Tech Ovin : une vitrine pour la filière ovine

La filière ovine était réunie à Bellac (Haute-Vienne) les 7 et 8 septembre pour Tech Ovin, son grand rendez-vous bisannuel.
L’occasion pour les moutonniers français de se retrouver, d’échanger, de partager et de découvrir les innovations.
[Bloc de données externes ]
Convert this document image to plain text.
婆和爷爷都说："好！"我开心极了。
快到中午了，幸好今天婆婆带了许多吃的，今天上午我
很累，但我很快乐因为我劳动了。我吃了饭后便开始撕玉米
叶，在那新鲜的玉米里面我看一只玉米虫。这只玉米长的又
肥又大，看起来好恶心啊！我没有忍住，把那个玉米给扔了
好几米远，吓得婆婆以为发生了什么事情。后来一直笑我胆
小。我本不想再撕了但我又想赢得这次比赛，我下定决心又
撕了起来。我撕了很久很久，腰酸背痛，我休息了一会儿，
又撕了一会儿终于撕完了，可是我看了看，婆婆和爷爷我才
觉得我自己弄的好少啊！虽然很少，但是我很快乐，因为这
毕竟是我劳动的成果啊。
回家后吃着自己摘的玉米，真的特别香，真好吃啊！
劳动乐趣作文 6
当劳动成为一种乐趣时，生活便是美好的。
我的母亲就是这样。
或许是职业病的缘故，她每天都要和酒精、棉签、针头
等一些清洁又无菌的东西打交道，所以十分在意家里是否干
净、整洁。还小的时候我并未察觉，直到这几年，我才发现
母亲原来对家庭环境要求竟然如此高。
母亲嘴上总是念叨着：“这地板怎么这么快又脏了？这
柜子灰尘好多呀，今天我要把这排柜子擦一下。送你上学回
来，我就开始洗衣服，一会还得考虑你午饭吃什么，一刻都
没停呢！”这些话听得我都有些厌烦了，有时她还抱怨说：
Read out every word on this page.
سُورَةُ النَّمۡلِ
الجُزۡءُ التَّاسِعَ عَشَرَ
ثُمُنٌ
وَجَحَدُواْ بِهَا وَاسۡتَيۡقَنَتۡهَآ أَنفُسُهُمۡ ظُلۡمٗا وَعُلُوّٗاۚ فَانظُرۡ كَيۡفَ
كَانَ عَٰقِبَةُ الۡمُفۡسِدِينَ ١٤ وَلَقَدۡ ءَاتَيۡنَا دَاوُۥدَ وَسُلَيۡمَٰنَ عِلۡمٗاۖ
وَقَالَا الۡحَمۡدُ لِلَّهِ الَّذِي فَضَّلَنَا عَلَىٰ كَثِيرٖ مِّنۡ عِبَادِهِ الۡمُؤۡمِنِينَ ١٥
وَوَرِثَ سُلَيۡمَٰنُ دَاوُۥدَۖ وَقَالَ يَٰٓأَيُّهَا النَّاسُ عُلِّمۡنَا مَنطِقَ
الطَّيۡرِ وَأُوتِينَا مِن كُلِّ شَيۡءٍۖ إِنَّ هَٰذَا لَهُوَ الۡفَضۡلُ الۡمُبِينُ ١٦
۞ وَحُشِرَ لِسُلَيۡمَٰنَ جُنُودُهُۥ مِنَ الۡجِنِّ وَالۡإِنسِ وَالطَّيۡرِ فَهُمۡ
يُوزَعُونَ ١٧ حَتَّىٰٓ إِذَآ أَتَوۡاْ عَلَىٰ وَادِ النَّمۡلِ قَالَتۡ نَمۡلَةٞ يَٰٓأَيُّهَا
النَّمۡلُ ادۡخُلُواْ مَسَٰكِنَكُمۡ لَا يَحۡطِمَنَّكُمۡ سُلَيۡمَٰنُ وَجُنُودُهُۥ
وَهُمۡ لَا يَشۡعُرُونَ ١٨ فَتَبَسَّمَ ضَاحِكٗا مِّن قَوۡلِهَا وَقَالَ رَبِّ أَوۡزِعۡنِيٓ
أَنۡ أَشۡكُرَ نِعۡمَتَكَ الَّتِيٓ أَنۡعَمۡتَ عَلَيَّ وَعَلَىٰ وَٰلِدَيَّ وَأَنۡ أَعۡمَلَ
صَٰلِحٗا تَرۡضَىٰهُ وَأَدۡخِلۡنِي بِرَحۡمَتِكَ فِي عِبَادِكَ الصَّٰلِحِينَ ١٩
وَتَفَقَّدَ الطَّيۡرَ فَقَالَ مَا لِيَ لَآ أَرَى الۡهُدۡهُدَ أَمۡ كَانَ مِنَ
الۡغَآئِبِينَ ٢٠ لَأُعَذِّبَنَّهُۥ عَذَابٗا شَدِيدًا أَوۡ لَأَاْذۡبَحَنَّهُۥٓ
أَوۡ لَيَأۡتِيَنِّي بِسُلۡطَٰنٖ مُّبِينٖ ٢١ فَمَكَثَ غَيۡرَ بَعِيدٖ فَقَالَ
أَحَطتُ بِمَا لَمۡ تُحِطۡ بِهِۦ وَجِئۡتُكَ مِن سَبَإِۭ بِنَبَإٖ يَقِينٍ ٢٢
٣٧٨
Tech Ovin : une vitrine  pour la filière ovine

Tous les deux ans la filière ovine se retrouve à Bellac pour Tech Ovin, le seul salon en France exclusivement destiné aux moutonniers. Les éleveurs s'étaient donc donné rendez-vous les 6 et 7 septembre. Les organisateurs estiment que la fréquentation a augmenté par rapport à l'édition de 2015 où 15 000 visiteurs avaient fait le déplacement. Pour Michèle Boudouin, présidente de la Fédération nationale ovine (FNO), « ce rendez-vous familial est important pour le syndicat », il s'agit en effet de « l'endroit privilégié pour parler de la production et échanger sur différentes problématiques qui concernent la filière ». La présidente a également salué « le travail mené depuis 20 ans par l'équipe qui porte ce projet autour de Claude Souchon sans qui cet évènement n'aurait pas vu le jour ». Ce salon a lieu dans la plus grosse région ovine française. Il est donc une « vitrine de la filière ». La Nouvelle Aquitaine compte en effet 23 % du cheptel français de brebis allaitantes sur un total de 3 776 bêtes. Tech Ovin a aussi donné l'opportunité aux professionnels d'échanger sur des problématiques comme le Brexit. La filière va, en effet, être fortement touchée par les négociations. Les 36 409 éleveurs d'ovins allaitants produisent 45 % de la consommation de viande d'agneau française. Le reste est importé à 24 % du Royaume-Uni, mais aussi d'Irlande (10 %), de Nouvelle-Zélande (10 %) d'Espagne... La France est donc déficitaire en viande d'agneau et le principal fournisseur est la Grande-Bretagne. Des éleveurs anglais présents à Bellac ont profité de l'événement pour rencontrer Michèle Boudouin. Elle a même confié qu'ils souhaitaient « obtenir la nationalité française afin de rester des citoyens européens ». Le loup était aussi omniprésent dans la bouche des éleveurs. Le prédateur touche en effet fortement la filière. Les attaques sur les troupeaux ne cessent d'augmenter ; 72 000 bêtes ont été tuées depuis le retour du loup en 1993, dont près de 10 000 animaux en 2016, cela en dépit des mesures de protection prises par les éleveurs. Mais le salon était aussi l'occasion pour la FNO de « montrer aux éleveurs qu'ils ne sont pas seuls face au loup ».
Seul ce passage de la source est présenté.